Four Consecutive ICC Tournament Exits: The Damning Record
Shoaib Akhtar’s four-tournament reference is not hyperbole. It is clinical fact:
Tournament | Year | Exit Stage |
|---|---|---|
ODI World Cup | 2023 | Group stage |
T20 World Cup | 2024 | Group stage |
Champions Trophy | 2025 | Group stage |
T20 World Cup | 2026 | Super 8 (Semi-final) |
Four consecutive ICC tournaments. Four exits before the semi-finals. No other major cricket nation — not even the Windies in their lowest ebb, not even Sri Lanka in their current decline — has matched that record of sustained knockout-stage failure.
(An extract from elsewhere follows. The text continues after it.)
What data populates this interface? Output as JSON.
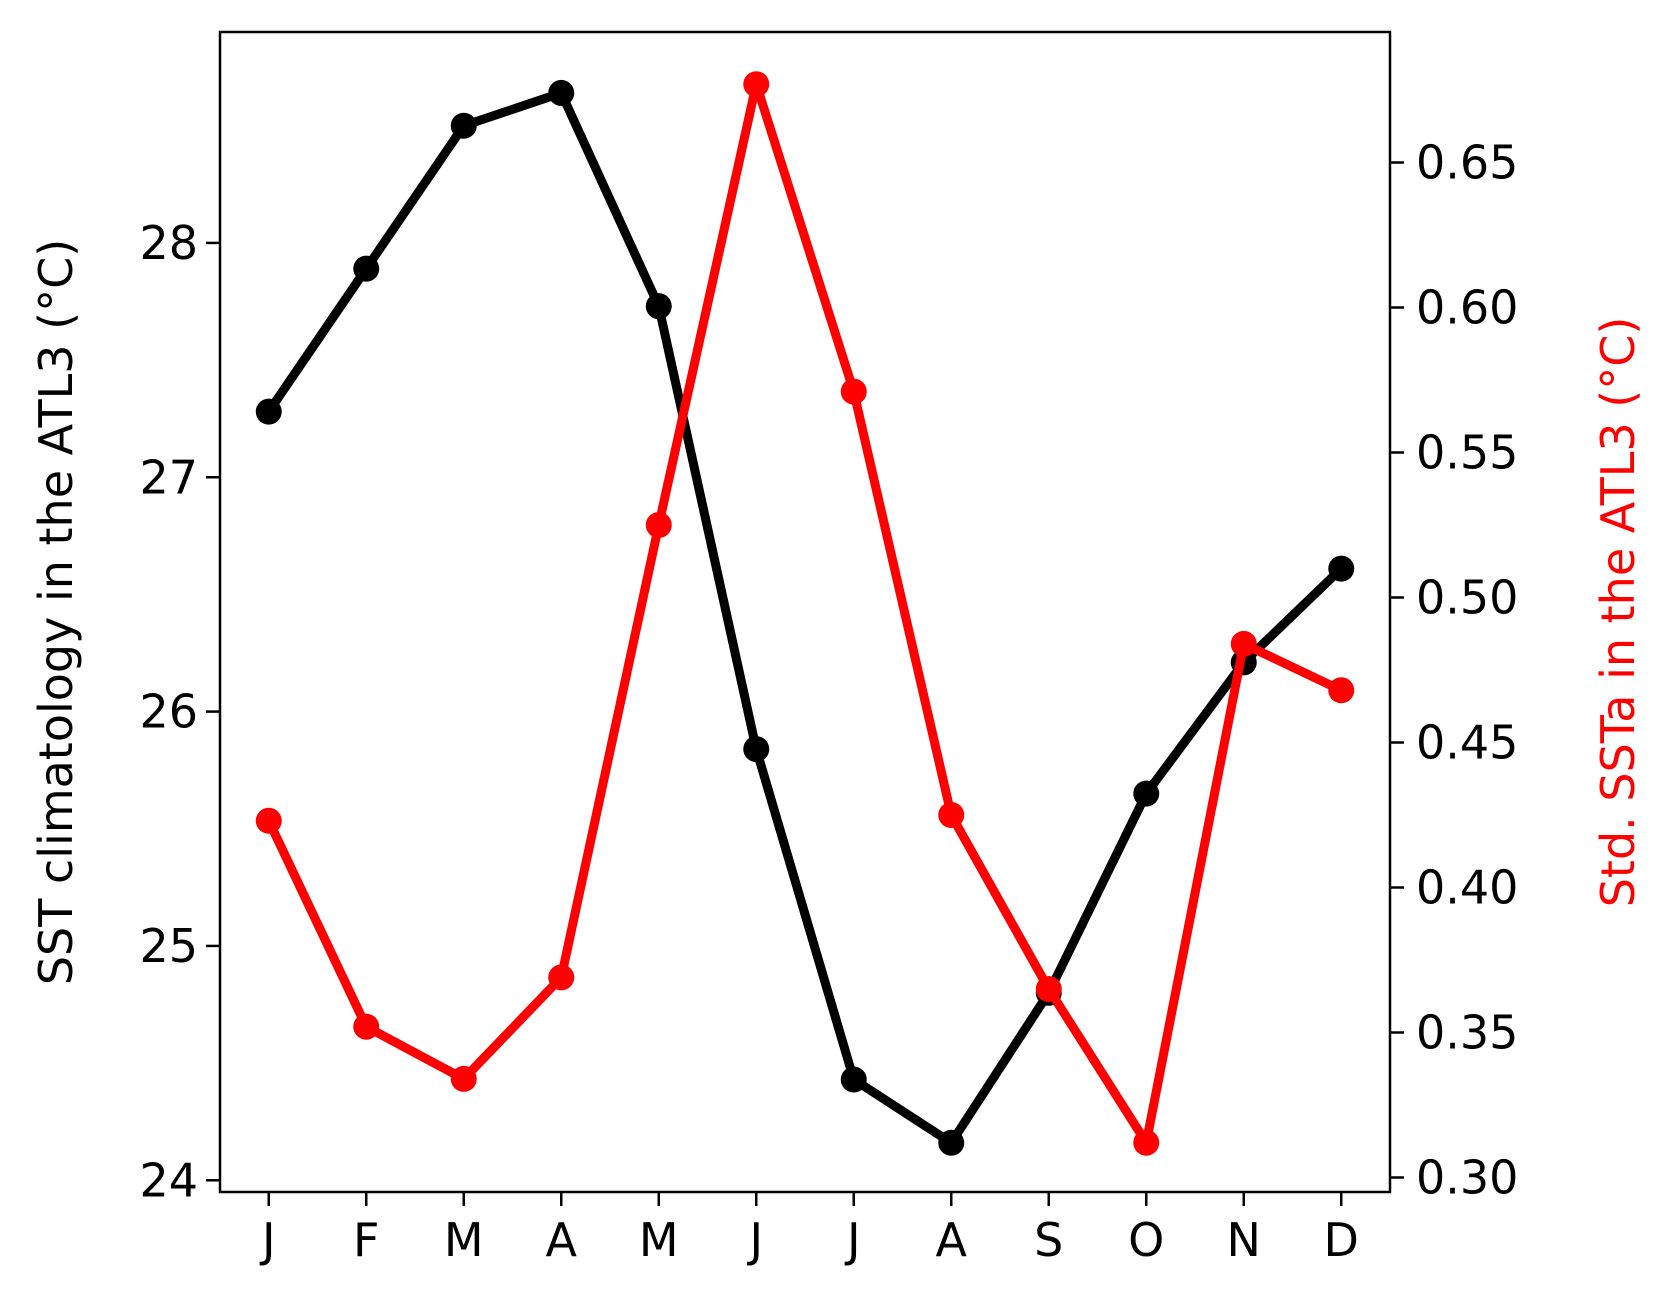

What makes the statistic more damning is the context: Pakistan entered three of these four tournaments as genuinely dangerous sides on paper. In 2024, they had Babar Azam, Shaheen Afridi and Naseem Shah in peak form. In 2025, they were Champions Trophy hosts. In 2026, they have a bowling attack that on its best day can dismantle any batting order in the world. The failures have not been about talent. They have been about structure, selection, and the management systems that Akhtar identifies as “seriously wrong.”
For Salman Ali Agha — who ends the tournament with 60 runs from six matches as captain and whose leadership decisions drew sustained criticism throughout — the immediate question is whether he retains the captaincy. For head coach Mike Hesson, whose track record in New Zealand earned him enormous respect but who has struggled to translate it into consistent results with Pakistan, the review process will be thorough. For Pakistan cricket as a whole, the post-mortem starts now — and for once, it has the right people asking the right questions publicly.
Whether the board listens is another matter entirely.